Tips for Designing Products for Manufacturing

Tips for Designing Products for Manufacturing

Tips for Designing Products for Manufacturing

Design for manufacturing (DFM), sometimes called design for manufacturing and assembly (DFMA) or design for manufacturability, refers to the cluster of considerations that go into creating an easily manufactured product than can be produced cost-effectively. These tips for designing products for manufacturing can help you minimize delay and avoids “do-overs” when you discover a design flaw or manufacturing problem after production has begun.

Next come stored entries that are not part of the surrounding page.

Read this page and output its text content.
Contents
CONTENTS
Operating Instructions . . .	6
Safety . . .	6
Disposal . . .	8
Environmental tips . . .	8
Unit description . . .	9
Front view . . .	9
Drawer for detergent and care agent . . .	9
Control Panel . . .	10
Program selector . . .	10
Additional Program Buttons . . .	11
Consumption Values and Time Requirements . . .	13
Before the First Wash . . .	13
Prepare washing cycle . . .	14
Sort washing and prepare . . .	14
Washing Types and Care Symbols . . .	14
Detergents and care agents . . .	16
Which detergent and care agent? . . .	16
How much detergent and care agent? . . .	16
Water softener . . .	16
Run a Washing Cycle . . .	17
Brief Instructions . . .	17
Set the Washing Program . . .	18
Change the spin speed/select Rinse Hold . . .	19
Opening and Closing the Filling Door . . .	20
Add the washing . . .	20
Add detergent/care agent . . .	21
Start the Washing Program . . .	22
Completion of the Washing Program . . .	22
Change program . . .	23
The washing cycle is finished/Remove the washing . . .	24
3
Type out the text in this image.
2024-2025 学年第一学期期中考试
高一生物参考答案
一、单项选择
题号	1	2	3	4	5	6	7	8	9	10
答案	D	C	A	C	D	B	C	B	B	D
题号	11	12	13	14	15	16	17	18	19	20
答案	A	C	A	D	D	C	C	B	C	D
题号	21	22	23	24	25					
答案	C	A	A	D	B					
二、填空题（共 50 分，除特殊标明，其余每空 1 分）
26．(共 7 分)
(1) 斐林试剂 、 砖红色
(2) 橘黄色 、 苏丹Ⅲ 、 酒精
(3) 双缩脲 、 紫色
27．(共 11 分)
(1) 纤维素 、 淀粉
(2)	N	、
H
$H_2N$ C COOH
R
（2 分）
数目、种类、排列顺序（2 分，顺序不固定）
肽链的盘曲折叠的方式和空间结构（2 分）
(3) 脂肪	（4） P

DFM is organized by five basic aspects that affect the end result: process, design, materials, environment, and compliance (or testing). Each aspect requires an interdisciplinary team to dig deep into a product’s intended use, existing products that would compete with it, how people currently use similar products, and what innovations or improvements could improve a product’s usefulness or desirability.

Process

Modern manufacturing offers a variety of processes for production, from 3D printing to injection molding and metal fabrication using a 2D laser cutter. A critical aspect of designing products for manufacturing is to identify a production process that meets the needs of production without high costs while preserving quality. Considerations include the volume of products to be manufactured, the availability of manufacturing capability, and the complexity of the part or product to be produced.

Design

Before a product gets anywhere near manufacturing, a team of diverse engineers, designers, manufacturing partners, and marketing/consumer experts should toss their assumptions out the window and tear the proposed design apart. What is the item supposed to do? Will it do it well? Is there a better way to do what the design is supposed to do? What do end users really want? Does the chosen manufacturing process really fit the item?

Materials

Many design questions can be resolved by considering the materials that will be used to produce a product. A plastic toy differs enormously from a precision metal auto part. But that auto part doesn’t have to be made of solid gold. Materials must meet the product’s intended use: does it need to float? Stretch? Bend? Must it conduct electricity or be resistant to conducting it? Must it work in concert with other parts without wearing out (like gears, drive shafts, or bearings)?

Environment

The conditions under which a manufactured item will be expected to perform affect DFM decisions. It’s one thing for a circuit board to function in an environmentally controlled clean room and quite another for an underwater sonar device to endure saltwater conditions. Heat, cold, humidity, exposure to magnetic fields, and the possibility of electric shock are all considerations in the DFM process.

Testing

A product may perform perfectly in computerized simulations, but if it hasn’t been tested under real-world conditions, there’s no certainty about how it will perform. Compliance with industry standards is also a critical concern. A product must meet specifications and parameters required by international standards as well as client specifications prior to mass manufacturing.

Perhaps the best tip for designing products for manufacturing is collaboration: success comes when a diverse, interdisciplinary team works together to consider all the possibilities before committing to a particular design or process. What a client asks for may not be what they actually need. Identifying the true need and coming up with a cost-effective way to meet it is the secret sauce of a successful DFM process.